Shorter term brokered CD's and/or MM's.
 
treasuries are highly liquid and are my first thought. Any tax considerations?
 
Hi Folks. I think we are pulling the plug on stocks. Currently at 55/45. We both are 70 yrs old and have pension and ss that more than serves our needs. In fact wife just banks her ss. Our nav is about 1m. Any ideas on where we can safely put these funds that will have easy liquidity? Tbills come to mind.
Smart move. You've won the game and walked away with your marbles.
 
At my age 68, I am keeping my funds in mmf, cd's, and Tbills.
Would also like some other options with safety in mind.
 
Treasuries, maybe TIPS. I would be worried about inflation. That’s your biggest risk if you move out of equities. Is the pension COLA?

What’s the goal?

It seems if all expenses are covered, there’s little risk in keeping equities.
 
This is a very timely thread for me. I have been considering the same question. Our nest egg is slightly smaller but we can get by with what we have.
My question is about inflation protection.
Would rolling short CD’s really be at that much more risk than TIPS?
I have never invested in TIPS before & don’t know if I should try to learn the ropes at this late stage.

Thanks,
Murf
 
FWIW, 30% in equities at age 70 is recommended to keep up with inflation. At least one of you is likely to live another 2 decades or more so inflation will still have an impact.

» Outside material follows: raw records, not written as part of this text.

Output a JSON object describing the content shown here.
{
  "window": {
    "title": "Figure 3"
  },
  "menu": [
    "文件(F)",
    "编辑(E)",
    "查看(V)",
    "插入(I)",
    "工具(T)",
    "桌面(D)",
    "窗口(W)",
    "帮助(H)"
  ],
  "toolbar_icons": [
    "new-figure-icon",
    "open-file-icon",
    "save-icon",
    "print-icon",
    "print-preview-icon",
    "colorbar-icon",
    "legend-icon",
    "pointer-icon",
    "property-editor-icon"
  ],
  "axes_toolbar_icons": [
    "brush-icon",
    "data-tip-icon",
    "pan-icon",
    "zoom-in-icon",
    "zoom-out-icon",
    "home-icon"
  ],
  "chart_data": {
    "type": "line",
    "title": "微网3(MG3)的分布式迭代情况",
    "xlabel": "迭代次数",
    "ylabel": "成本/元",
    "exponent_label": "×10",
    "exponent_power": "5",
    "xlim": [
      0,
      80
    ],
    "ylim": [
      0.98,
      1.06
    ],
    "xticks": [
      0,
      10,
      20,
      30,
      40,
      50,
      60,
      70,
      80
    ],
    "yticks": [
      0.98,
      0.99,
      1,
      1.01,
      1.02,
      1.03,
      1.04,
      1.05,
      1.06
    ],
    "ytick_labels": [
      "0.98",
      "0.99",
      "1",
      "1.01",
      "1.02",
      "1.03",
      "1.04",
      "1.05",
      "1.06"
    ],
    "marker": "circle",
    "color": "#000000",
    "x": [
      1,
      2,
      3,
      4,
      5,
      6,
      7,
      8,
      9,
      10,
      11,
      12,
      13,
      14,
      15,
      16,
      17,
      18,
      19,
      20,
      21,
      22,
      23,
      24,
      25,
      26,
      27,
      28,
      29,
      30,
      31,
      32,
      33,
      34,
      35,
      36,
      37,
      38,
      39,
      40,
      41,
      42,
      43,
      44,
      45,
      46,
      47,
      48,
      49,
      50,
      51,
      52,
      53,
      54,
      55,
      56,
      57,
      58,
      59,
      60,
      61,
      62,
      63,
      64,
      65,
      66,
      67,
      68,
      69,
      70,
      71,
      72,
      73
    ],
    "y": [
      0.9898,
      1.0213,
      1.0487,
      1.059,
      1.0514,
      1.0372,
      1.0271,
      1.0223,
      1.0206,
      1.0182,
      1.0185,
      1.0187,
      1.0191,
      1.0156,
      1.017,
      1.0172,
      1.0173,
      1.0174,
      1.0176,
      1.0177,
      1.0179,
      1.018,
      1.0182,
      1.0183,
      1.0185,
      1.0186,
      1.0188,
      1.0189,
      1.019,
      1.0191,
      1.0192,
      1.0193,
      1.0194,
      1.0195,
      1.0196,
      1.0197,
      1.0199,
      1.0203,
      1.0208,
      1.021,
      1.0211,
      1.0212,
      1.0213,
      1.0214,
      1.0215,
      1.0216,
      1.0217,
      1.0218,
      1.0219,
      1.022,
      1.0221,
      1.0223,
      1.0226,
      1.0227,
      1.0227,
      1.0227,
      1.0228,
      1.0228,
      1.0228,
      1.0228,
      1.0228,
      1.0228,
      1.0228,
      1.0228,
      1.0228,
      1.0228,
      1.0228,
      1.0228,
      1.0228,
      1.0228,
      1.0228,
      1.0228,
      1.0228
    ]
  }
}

Also the surviving spouse will experience a cut in SS and maybe in pension income. If your pensions are also COLA and cover both of you maybe this is not an issue.

If one of you needs LTC, that can also drain the nest egg for the surviving spouse.

These are just things to take into account when considering your long term investment strategy.
 
It seems if all expenses are covered, there’s little risk in keeping equities.
^ This.

ripper1, when we reached our 70's I did a modified version of what you are proposing by going to a very conservative 35/35/35 allocation. I threw in an extra 5% to be sure I erred on the side of caution. :)
 
Depends what you mean by safe.

If you mean, no loss in nominal value, tbills, CDs, mmf, savings account, coffee can of cash buried in backyard all work.

If you mean maintain your current purchasing power/standard of living, doing any of the above would not be totally “safe”, as inflation will gradually erode the purchasing power of your stash.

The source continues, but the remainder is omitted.